In response to the allegations, Seattle U released a statement addressing the lawsuit.
“Although the university regrets the way information was communicated to doctoral students in 2020 about the proposed [Master of Science in Nursing] degree, any allegation that the university marketed or advertised the degree with an intent to deceive students is categorically false,” Lincoln Vander Veen, Seattle U’s external affairs manager, wrote in a statement to the media.
In addition, Washington faces a challenging nursing shortage. The state has thousands of vacancies, leading to an exorbitant financial expenditure on travel nurses from out of state. When the positions are not filled, most often in rural hospitals, wait times for patients can skyrocket. In a 2022 op-ed published in the Seattle Times, Swanson and Seattle U President Eduardo Peñalver outlined the challenges Seattle U and other educational institutions face in addressing the shortage.
“We must lift unnecessary regulatory burdens and address financial obstacles that stand in the way of higher education’s ability to increase admissions and solve this important public health challenge,” Peñalver and Swanson wrote.
While recent legislation, such as Senate Bill 5582, aims to help increase the breadth of educational opportunities available to nurses, they do not apply to private universities such as Seattle U. In spite of these challenges, Bowie and Swanson are both hopeful that the incoming dean, Butch de Castro, can work to perpetuate growth, sustain existing programs and enrich the College of Nursing’s diversity, equity and inclusion.

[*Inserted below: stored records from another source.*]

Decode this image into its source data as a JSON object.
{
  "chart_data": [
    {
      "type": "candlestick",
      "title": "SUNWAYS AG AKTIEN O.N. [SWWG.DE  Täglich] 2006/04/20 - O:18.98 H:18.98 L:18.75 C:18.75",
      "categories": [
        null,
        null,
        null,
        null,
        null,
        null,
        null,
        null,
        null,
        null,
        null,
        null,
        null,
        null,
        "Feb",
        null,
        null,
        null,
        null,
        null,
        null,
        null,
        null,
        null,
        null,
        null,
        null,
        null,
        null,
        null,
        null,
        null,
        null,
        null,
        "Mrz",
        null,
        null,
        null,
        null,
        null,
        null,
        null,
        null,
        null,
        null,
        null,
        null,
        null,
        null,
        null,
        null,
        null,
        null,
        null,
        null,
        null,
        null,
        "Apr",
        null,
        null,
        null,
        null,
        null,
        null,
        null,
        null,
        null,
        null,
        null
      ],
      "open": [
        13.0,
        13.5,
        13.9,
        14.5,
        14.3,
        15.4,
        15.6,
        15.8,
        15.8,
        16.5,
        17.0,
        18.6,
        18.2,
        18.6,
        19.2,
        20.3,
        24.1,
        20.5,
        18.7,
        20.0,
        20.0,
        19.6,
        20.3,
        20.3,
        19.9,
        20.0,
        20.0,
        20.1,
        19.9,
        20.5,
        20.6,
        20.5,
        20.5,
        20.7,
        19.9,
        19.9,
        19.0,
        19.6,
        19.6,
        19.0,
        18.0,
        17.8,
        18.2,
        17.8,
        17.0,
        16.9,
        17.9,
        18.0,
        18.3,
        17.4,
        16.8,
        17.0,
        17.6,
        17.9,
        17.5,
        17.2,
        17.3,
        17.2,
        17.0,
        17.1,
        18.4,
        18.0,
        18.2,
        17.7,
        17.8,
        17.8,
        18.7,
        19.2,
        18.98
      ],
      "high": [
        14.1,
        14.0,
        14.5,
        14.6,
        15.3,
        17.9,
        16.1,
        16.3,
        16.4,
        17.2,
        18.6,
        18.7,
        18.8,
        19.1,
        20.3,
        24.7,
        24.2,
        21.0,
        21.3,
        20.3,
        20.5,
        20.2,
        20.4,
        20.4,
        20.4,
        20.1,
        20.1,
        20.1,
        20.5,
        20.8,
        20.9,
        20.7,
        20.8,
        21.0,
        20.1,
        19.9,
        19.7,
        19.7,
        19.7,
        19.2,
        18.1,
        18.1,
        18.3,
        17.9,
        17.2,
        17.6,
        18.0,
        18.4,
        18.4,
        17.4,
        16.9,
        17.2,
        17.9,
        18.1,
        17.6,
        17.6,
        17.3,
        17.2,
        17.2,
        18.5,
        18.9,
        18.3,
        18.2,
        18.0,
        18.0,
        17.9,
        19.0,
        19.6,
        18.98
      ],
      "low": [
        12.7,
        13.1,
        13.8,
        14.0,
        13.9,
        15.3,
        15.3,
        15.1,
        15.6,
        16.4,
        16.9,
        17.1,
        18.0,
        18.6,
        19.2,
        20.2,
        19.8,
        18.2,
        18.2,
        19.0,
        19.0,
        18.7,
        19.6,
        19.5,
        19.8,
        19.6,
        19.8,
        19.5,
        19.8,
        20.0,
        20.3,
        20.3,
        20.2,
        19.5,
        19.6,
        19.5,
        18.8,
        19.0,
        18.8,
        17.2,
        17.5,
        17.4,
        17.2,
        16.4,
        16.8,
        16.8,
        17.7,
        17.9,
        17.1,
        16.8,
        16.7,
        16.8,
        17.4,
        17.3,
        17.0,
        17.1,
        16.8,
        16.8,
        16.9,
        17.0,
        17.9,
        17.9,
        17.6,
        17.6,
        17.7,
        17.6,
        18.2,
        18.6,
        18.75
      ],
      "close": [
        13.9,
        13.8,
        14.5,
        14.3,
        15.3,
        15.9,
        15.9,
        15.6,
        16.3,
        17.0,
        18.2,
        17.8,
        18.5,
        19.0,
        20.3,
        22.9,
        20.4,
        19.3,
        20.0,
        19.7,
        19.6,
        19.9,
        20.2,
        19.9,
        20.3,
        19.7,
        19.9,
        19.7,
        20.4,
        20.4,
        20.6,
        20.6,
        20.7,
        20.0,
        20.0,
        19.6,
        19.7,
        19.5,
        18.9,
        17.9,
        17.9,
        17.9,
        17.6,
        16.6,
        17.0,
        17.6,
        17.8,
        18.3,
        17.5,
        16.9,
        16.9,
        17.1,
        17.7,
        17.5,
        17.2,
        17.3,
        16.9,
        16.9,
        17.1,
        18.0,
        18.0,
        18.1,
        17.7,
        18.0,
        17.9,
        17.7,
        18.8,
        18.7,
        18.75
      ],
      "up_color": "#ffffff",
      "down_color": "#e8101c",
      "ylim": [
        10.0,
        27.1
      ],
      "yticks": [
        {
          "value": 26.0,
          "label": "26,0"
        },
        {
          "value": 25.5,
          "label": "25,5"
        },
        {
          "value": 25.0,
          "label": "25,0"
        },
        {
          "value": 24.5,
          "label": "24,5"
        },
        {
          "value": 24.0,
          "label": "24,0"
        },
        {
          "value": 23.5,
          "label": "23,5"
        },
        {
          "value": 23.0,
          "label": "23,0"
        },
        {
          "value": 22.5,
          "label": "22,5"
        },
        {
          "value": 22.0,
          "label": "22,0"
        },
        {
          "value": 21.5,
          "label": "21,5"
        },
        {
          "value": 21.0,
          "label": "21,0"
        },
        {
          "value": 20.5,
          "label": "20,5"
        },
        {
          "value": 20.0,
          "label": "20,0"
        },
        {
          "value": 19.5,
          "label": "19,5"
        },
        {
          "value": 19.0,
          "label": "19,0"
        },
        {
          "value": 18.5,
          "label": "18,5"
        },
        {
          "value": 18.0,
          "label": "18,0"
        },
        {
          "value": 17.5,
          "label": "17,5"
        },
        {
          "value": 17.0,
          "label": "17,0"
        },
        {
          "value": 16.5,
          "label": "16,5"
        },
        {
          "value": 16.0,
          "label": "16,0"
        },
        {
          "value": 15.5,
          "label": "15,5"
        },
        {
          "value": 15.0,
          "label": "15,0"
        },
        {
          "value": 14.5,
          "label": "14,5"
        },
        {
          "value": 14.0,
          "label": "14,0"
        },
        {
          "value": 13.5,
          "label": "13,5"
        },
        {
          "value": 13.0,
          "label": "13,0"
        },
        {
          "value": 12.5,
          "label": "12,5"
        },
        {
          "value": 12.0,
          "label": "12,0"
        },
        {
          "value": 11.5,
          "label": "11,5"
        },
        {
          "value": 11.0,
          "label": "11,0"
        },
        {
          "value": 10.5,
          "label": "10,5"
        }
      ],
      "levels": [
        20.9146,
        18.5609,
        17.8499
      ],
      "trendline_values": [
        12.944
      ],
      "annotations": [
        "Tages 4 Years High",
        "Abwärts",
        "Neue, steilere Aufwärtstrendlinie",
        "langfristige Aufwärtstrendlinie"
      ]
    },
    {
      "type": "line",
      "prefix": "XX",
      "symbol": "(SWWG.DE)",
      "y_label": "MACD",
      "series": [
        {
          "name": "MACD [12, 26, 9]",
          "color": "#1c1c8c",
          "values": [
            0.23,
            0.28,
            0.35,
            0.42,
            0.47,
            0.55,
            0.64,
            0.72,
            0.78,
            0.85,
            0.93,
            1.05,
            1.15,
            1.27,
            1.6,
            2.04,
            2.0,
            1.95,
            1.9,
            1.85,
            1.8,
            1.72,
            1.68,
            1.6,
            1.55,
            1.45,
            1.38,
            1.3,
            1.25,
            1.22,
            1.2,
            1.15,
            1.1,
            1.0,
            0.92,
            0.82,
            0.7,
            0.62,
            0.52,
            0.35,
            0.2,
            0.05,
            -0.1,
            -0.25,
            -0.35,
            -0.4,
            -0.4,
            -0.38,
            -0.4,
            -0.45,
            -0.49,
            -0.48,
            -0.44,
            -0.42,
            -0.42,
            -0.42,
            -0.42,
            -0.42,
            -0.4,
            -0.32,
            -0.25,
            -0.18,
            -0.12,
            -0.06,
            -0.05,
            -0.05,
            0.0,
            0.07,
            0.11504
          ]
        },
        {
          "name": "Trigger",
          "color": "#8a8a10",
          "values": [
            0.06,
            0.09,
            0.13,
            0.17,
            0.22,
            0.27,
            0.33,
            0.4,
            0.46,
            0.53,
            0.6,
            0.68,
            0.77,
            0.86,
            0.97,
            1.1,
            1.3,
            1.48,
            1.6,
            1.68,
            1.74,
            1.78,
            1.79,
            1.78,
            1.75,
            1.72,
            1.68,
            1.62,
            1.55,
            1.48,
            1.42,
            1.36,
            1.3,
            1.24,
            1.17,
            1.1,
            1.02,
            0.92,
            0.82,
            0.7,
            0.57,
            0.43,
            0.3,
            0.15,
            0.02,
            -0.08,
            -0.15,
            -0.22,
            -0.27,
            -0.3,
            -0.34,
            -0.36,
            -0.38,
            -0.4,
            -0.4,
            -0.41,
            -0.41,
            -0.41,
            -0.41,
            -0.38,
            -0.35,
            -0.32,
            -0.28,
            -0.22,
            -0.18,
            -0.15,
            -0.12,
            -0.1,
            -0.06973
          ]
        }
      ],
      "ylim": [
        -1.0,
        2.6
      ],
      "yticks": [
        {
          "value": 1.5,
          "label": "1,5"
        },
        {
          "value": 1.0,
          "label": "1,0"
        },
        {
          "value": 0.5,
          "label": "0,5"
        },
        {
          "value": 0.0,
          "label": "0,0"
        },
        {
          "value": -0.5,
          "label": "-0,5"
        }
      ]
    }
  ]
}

“My greatest hope is we can sustain the program growth we have managed over the years, with challenges in finding clinical placements and hiring faculty, maintaining the growth we have already accomplished would be quite miraculous,” Swanson wrote.
While de Castro was unable to be reached for comment, Bowie believes that he is a qualified successor to Swanson.
“Butch is a kind, thoughtful person who is a good match for our Jesuit values and mission. In that way, he is not unlike Dean Swanson,” Bowie said.
While the future of the College of Nursing is somewhat in flux, faculty like Swanson and Bowie are optimistic about the future of the school and its ability to sustain progress throughout the leadership change and the outside issues it is facing.